2015-05-29 4:37 GMT+02:00 John <idou747_at_gmail.com>:
> "Today the world goes very well with HTML(5) which is now the bext markup
> language for document (including for inserting embedded images that don’t
> require any external request”
> If I had a large document that reused a particular character thousands of
> times, would this HTML markup require embedding that character thousands of
> times, or could I define the character once at the beginning of the
> sequence, and then refer back to it in a space efficient way?
>
HTML(5) allows defining *once* entities for images that can then be reused
thousands of times without repeting their definition. You can do this as
well with CSS styles, just define a class for a small element. This element
may still be an "image", but the semantic is carried by the class you
assign to it.

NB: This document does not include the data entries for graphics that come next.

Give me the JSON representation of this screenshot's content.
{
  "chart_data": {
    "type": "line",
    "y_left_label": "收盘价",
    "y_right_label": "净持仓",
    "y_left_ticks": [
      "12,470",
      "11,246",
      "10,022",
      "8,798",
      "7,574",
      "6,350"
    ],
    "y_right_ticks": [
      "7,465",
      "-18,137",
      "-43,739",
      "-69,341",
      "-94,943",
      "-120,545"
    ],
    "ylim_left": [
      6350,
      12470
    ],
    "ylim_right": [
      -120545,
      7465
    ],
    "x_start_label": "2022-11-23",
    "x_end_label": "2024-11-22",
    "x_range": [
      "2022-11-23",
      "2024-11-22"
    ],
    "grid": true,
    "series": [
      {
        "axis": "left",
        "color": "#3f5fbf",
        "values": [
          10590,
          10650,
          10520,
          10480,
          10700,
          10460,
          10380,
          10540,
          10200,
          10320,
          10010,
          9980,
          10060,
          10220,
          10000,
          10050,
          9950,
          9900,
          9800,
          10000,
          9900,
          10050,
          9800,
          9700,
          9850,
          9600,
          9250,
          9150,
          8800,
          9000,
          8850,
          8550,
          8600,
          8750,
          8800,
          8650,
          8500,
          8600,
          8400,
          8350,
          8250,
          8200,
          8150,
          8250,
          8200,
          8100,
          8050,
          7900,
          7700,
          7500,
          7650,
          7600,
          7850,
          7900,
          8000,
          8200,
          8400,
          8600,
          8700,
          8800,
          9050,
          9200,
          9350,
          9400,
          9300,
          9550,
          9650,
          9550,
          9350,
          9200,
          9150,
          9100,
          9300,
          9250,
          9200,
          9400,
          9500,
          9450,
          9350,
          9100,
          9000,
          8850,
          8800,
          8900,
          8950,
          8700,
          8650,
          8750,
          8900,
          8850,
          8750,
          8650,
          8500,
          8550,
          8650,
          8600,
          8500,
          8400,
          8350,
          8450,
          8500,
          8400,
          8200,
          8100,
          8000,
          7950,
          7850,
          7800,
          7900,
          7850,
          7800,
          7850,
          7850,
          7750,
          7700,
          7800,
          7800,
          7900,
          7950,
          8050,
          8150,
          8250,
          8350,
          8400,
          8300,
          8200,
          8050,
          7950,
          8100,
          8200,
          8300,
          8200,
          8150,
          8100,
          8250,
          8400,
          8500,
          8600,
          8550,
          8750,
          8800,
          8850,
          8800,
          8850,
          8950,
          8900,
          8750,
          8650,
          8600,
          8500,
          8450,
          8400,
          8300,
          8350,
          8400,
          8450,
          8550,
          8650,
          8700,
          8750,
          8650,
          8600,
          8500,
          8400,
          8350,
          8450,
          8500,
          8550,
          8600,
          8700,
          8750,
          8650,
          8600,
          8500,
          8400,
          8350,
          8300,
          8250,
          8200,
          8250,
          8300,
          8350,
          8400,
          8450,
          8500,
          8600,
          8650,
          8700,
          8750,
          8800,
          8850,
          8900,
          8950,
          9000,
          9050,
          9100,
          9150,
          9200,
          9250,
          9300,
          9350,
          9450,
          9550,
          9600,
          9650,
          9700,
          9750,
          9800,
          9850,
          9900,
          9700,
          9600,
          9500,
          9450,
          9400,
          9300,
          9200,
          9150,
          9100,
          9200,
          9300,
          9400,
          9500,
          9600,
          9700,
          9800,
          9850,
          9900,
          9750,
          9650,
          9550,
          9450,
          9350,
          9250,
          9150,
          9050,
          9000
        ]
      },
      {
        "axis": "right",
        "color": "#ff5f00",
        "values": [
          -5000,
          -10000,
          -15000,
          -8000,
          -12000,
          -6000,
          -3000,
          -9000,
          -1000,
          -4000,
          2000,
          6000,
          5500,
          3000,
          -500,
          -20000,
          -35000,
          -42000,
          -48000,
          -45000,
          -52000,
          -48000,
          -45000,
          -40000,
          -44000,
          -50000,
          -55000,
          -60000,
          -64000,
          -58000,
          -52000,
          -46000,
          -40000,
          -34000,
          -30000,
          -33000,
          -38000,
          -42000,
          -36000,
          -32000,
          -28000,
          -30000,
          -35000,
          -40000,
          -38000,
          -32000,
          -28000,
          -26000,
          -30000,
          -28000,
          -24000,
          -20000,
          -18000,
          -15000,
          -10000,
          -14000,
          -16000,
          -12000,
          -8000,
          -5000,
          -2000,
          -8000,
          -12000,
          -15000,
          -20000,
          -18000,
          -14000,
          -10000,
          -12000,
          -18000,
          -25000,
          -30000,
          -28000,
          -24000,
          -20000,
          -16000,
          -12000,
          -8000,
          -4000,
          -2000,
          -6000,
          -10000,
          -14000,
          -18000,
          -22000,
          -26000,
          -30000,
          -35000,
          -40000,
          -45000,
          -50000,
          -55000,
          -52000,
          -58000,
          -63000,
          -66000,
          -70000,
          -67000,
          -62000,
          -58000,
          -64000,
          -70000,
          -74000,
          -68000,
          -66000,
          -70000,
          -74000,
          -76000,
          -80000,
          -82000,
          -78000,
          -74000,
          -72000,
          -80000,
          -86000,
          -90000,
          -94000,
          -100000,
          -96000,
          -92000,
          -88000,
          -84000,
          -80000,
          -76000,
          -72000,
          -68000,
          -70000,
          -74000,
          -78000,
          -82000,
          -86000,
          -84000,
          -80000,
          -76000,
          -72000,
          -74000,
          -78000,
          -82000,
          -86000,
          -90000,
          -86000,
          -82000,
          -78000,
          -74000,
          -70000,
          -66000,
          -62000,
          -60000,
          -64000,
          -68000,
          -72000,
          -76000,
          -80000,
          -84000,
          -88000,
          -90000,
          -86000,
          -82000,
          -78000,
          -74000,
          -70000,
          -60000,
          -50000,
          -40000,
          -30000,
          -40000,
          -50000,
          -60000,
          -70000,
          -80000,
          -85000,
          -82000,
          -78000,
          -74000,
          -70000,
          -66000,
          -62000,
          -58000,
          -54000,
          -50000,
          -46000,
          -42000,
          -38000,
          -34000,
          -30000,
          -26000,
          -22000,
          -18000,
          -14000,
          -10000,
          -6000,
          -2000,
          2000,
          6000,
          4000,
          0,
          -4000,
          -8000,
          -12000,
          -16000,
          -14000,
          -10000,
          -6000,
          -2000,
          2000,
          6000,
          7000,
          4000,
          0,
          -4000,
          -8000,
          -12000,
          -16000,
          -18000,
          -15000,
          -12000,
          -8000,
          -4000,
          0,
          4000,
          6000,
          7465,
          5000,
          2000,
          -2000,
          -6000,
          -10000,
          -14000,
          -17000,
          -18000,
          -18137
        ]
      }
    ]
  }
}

You are not required to provide an external source URL for
that image if the CSS style provides the content.
You may also use PUAs for the same purpose (however I have not seen how CSS
allows to style individual characters in text elements as these characters
are not elements, and there's no defined selector for pseudo-elements
matching a single character). PUAs are perfectly usable in the situation
where you have embedded a custom font in your document for assigning glyphs
to characters (you can still do that, but I would avoid TrueType/OpenType
for this purpose, but would use the SVG font format which is valid in CSS,
for defining a collection of glyphs).
If the document is not restricted to be standalone, of course you can use
links to an external shared CSS stylesheet and to this SVG font referenced
by the stylesheet. With such approach, you don't even need to use classes
on elements, you use plain-text with very compact PUAs (it's up to you to
decide if the document must be standalone (embedding everything it needs)
or must use external references for missing definitions, HTML allows
both (and SVG as well when it contains plain-text elements).